Scheinbar hat sich der Altkanzler seinen parteiinternen Kampf an die Macht auf all seinen Ebenen mit Steuergeld aus dem Finanzministerium finanzieren lassen. Wir erinnern uns hier an die eindeutige Nachricht des Kurz-Spezis Thomas Schmid: „… kann jetzt Geld scheißen“
Dieses vom damaligen Außenminister Kurz gesch******e Geld wurde für besonders interessante Strategien eingesetzt. Man arbeitete mit Inseraten, die in rauen Mengen über den Boulevard ausgeschüttet, Wohlwollen in den Redaktionsstuben auslösen sollten. Hier ging es um unzählige Millionen, die ihren Effekt durchaus erfüllten, wenn man sich die Berichterstattung diverser Medienhäuser so ansah (und ansieht). Dafür mußte man in der so bedachten Redaktionsstube eben auch einmal damit rechnen, daß ein Anruf aus dem Umfeld des Kanzlers kam, wenn man über einen Bericht weniger erfreut war, oder wenn man einen speziellen Wunsch zur Berichterstattung hatte. Dieses System zog sich seit damals durch. Dieses Inseratepolitik ist sinnbildlich für das System Kurz und beinhaltet auch einen „sanften“ Durchgriff in die redaktionelle Gestaltung und Ausrichtung eines Mediums.
Dann waren da auch noch die Umfragen… Und die Chefin und Inhaberin des so gerne beauftragten und oft bemühten Meinungsforschungsinstituts, Frau B. soll Umfrageergebnisse nach den jeweiligen strategischen Bedürfnissen der (selbsternannten) Prätorianer „angepaßt“ haben. Dafür wurde sie mit Scheinaufträgen ohne tatsächlichen Wert und Nutzen aus dem Finanzamt belohnt (oder entlohnt?). Auch das Medienhaus der Fellner-Brüder hatte jeden Donnerstag eine aktuelle Umfrage aus eben diesem Meinungsforschungsinstitut, das dann oft ausgiebig mit ÖVP-Parteigängern besprochen wurde. Da auch unser kleines Medium Woche für Woche Umfragen macht, waren wir auch Woche für Woche über die Ergebnisse, die eine ÖVP in den Himmel hob, verwundert. Aber sei ’s wie ’s sei… Unsere Umfragen sind sicher nicht perfekt und leifern sicher auch kein punktgenaues Abbild der politischen Stimmungslage, aber was da ab und zu abgeliefert wurde, war einfach nicht mehr nachvollziehbar.

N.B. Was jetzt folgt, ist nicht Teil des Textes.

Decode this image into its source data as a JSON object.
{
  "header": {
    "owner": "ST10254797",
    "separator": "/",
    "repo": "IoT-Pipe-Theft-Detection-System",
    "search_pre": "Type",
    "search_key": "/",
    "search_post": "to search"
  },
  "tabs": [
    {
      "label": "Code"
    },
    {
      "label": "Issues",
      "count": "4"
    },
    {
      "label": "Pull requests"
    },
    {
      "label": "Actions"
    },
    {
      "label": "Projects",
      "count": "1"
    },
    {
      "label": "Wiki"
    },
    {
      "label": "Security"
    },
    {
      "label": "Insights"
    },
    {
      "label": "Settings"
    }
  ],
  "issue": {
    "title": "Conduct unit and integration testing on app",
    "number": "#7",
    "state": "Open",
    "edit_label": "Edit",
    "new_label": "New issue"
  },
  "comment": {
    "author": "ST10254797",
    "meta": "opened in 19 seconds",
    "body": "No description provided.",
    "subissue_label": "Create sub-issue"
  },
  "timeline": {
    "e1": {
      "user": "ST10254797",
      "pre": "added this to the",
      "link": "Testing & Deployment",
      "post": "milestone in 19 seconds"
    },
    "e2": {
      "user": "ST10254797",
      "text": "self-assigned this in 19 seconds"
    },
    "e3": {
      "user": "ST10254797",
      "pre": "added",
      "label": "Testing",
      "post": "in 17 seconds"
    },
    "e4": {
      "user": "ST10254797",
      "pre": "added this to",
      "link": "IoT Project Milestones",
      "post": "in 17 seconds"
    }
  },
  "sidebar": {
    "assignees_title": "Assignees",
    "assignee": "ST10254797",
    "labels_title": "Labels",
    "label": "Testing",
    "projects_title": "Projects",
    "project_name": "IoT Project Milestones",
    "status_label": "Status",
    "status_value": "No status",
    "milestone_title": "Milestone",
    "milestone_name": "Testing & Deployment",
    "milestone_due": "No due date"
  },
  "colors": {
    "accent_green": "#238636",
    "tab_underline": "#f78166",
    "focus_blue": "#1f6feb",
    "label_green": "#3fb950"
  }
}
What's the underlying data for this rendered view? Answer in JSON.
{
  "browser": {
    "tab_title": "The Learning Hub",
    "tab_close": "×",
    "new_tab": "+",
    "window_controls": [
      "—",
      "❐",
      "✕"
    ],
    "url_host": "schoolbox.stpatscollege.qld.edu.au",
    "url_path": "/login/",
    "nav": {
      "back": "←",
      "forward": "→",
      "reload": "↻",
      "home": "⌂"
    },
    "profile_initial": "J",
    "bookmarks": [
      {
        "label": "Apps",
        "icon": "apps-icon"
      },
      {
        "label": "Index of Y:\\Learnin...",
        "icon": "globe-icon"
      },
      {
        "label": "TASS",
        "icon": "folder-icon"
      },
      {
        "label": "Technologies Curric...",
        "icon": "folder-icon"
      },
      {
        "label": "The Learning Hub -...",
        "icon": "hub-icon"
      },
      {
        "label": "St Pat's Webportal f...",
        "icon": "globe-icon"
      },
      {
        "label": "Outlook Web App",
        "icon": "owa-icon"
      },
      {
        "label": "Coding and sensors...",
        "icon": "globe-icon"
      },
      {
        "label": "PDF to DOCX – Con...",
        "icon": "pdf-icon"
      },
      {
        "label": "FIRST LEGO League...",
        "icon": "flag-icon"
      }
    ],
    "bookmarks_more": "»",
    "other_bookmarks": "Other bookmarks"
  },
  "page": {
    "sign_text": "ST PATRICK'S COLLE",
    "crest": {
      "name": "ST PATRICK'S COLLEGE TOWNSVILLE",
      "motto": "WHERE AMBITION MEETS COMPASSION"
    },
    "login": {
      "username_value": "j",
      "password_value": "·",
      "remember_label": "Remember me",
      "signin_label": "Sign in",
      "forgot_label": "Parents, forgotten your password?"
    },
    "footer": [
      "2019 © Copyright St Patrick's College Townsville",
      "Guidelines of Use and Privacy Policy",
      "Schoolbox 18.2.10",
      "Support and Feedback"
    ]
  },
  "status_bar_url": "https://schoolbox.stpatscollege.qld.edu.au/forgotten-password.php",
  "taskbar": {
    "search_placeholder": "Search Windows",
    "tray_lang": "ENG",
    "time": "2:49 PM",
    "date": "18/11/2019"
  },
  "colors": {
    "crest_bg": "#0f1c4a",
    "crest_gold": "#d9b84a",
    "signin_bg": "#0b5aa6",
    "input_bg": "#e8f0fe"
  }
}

Wieder ein Beispiel für das System Kurz…
Am schlimmsten wäre es für Kurz gewesen, wenn jemand Anderer etwas Gutes, Erfolgreiches auf die Füße stellt und so dem Land und seinen Leuten einen Vorteil verschafft, ohne daß Kurz seine Finger im Spiel hätte. Das wurde, wie es sich in den Chats zwischen den ganzen Prätorianern und dem Wunderkanzler (a.D.) darstellt, brutalst torpediert. Der Rechtsanspruch auf Nachmittagsbetreuung für Schulkinder wurde abgedreht. Zu groß wäre dieser Erfolg für die innerparteiliche Konkurrenz von Sebastian Kurz gewesen.

Diese Chats, das mit ihnen verbundene Sittenbild und die zu erwartende strafrechtliche Komponente beschäftigen Staatsanwälte und Richter. Für die Hausdurchsuchungen im Finanzministerium, im Bundeskanzleramt, in der ÖVP-Parteizentrale und im Medienhaus der Fellners gab es offensichtlich genügend Gründe, sodaß ein unabhängiger Richter sie anordnete.
Es ist eben nicht so, wie von diversen ÖVP-Vertretern behauptet, ein Anschlag von „linken Zellen“ der Staatsanwaltschaften gegen die liebe und rechtschaffene ÖVP. Die Vorwürfe gegen diese ÖVP und manche seiner Vertreter haben Substanz. Da ist schon ‚was dran! Kein Staatsanwalt, kein Richter würde eine so drastische Maßnahme, wie Hausdurchsuchungen gegen diese mächtige und einflußreiche Clique anordnen. Die Rache wäre sonst zu groß.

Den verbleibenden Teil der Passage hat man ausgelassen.